Deswegen andere verletzen? Beziehungen beenden? Hartnäckig auf die Hölle hinweisen und dabei die Liebe vergessen?

Das ist schäbig. Mindestens.

Wir leben und wir er-leben heftige, lieb-lose Zeiten.

Als Jesus damals am Kreuz hing, war seine Liebe stärker als Hass und Folter.

Er hätte seiner Engelsarmee befehlen können, dem Treiben ein Ende zu machen. Doch dann gäbe es für keinen von uns die Erfahrung der göttlichen Vergebung, des himmlischen Friedens und das Glück über den auf die Welt gekommenen Retter.

Das Recht auf freie Meinungsäußerung wird in diesen Tagen proklamiert. Recht so.

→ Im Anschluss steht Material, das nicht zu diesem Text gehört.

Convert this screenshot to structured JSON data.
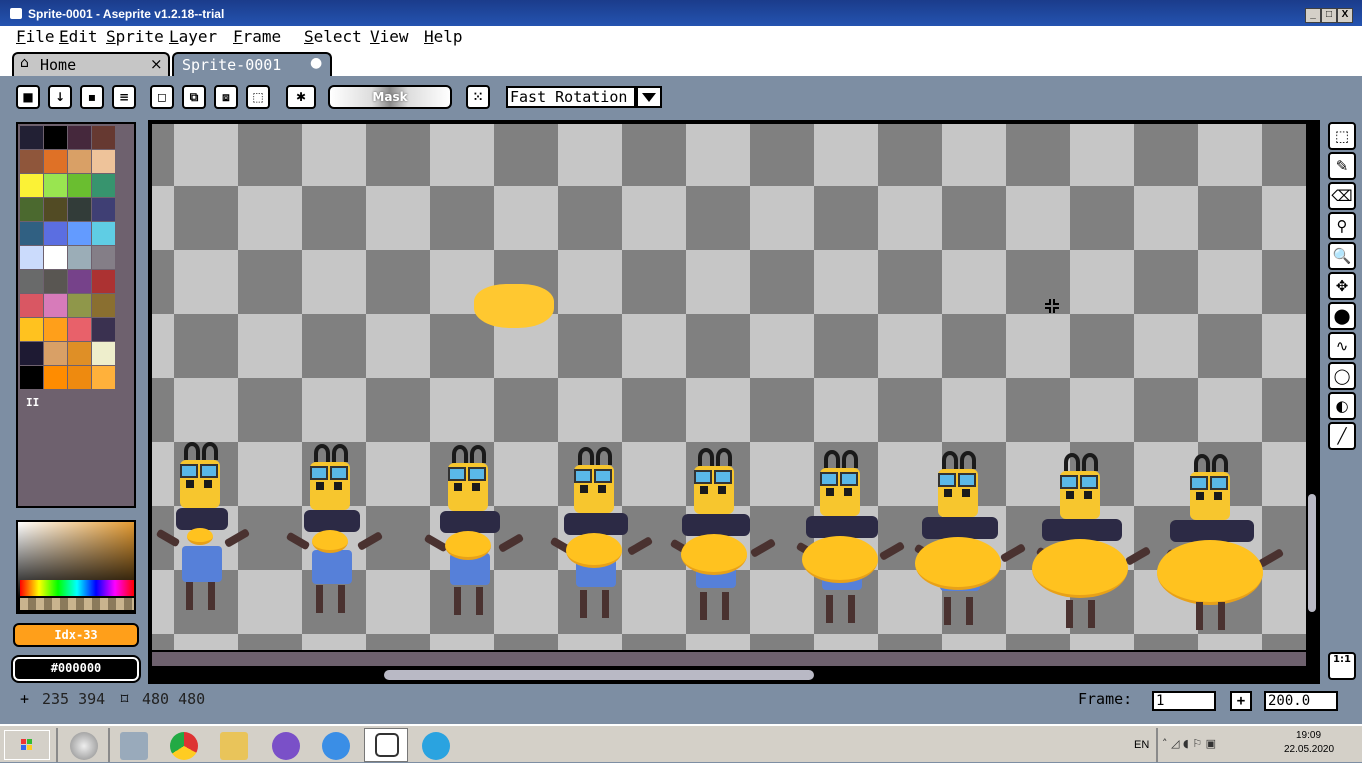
{
  "window": {
    "title": "Sprite-0001 - Aseprite v1.2.18--trial",
    "controls": [
      "_",
      "□",
      "X"
    ]
  },
  "menu": {
    "items": [
      "File",
      "Edit",
      "Sprite",
      "Layer",
      "Frame",
      "Select",
      "View",
      "Help"
    ]
  },
  "tabs": {
    "home": {
      "label": "Home",
      "close": "×"
    },
    "sprite": {
      "label": "Sprite-0001",
      "modified": "●"
    }
  },
  "toolbar": {
    "mask_label": "Mask",
    "rotation_value": "Fast Rotation"
  },
  "palette": {
    "colors": [
      "#222034",
      "#000000",
      "#45283c",
      "#663931",
      "#8f563b",
      "#df7126",
      "#d9a066",
      "#eec39a",
      "#fbf236",
      "#99e550",
      "#6abe30",
      "#37946e",
      "#4b692f",
      "#524b24",
      "#323c39",
      "#3f3f74",
      "#306082",
      "#5b6ee1",
      "#639bff",
      "#5fcde4",
      "#cbdbfc",
      "#ffffff",
      "#9badb7",
      "#847e87",
      "#696a6a",
      "#595652",
      "#76428a",
      "#ac3232",
      "#d95763",
      "#d77bba",
      "#8f974a",
      "#8a6f30",
      "#ffc21f",
      "#ff9f1a",
      "#e8616a",
      "#3a3150",
      "#1e1a33",
      "#d9a066",
      "#df8f26",
      "#eeeecc",
      "#000000",
      "#ff8c00",
      "#ee8a0f",
      "#ffb13b"
    ],
    "extra_glyph": "II"
  },
  "color": {
    "index_label": "Idx-33",
    "hex_label": "#000000"
  },
  "right_tools": [
    {
      "name": "rectangular-marquee-tool",
      "glyph": "⬚"
    },
    {
      "name": "pencil-tool",
      "glyph": "✎"
    },
    {
      "name": "eraser-tool",
      "glyph": "⌫"
    },
    {
      "name": "eyedropper-tool",
      "glyph": "⚲"
    },
    {
      "name": "zoom-tool",
      "glyph": "🔍"
    },
    {
      "name": "move-tool",
      "glyph": "✥"
    },
    {
      "name": "paint-bucket-tool",
      "glyph": "⬤"
    },
    {
      "name": "curve-tool",
      "glyph": "∿"
    },
    {
      "name": "ellipse-tool",
      "glyph": "◯"
    },
    {
      "name": "contour-tool",
      "glyph": "◐"
    },
    {
      "name": "blur-tool",
      "glyph": "╱"
    }
  ],
  "zoom_reset_label": "1:1",
  "status": {
    "cursor_pos": "235 394",
    "sprite_size": "480 480",
    "frame_label": "Frame:",
    "frame_value": "1",
    "add_frame_label": "+",
    "zoom_value": "200.0"
  },
  "taskbar": {
    "language": "EN",
    "time": "19:09",
    "date": "22.05.2020"
  }
}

Doch setzt die Ausübung dieser Errungenschaft voraus, dass ich mir im Vorfeld Gedanken gemacht habe, was ich sage, was ich glaube und wem ich glaube.

Laut aufschreien und heulen, damit ich andere beeinflusse, ist Manipulation. Dann bin ich keinen Deut besser als der Typ in Handschellen.

Fake News geschickt gestreut machen dich zum Verbrecher.

Unterschiedliche Meinungen ertragen und dabei den anderen nicht bloßzustellen, ist biblisch. Göttlich.

Und: Es lässt den anderen stehen als das, was er ist: ein Mensch.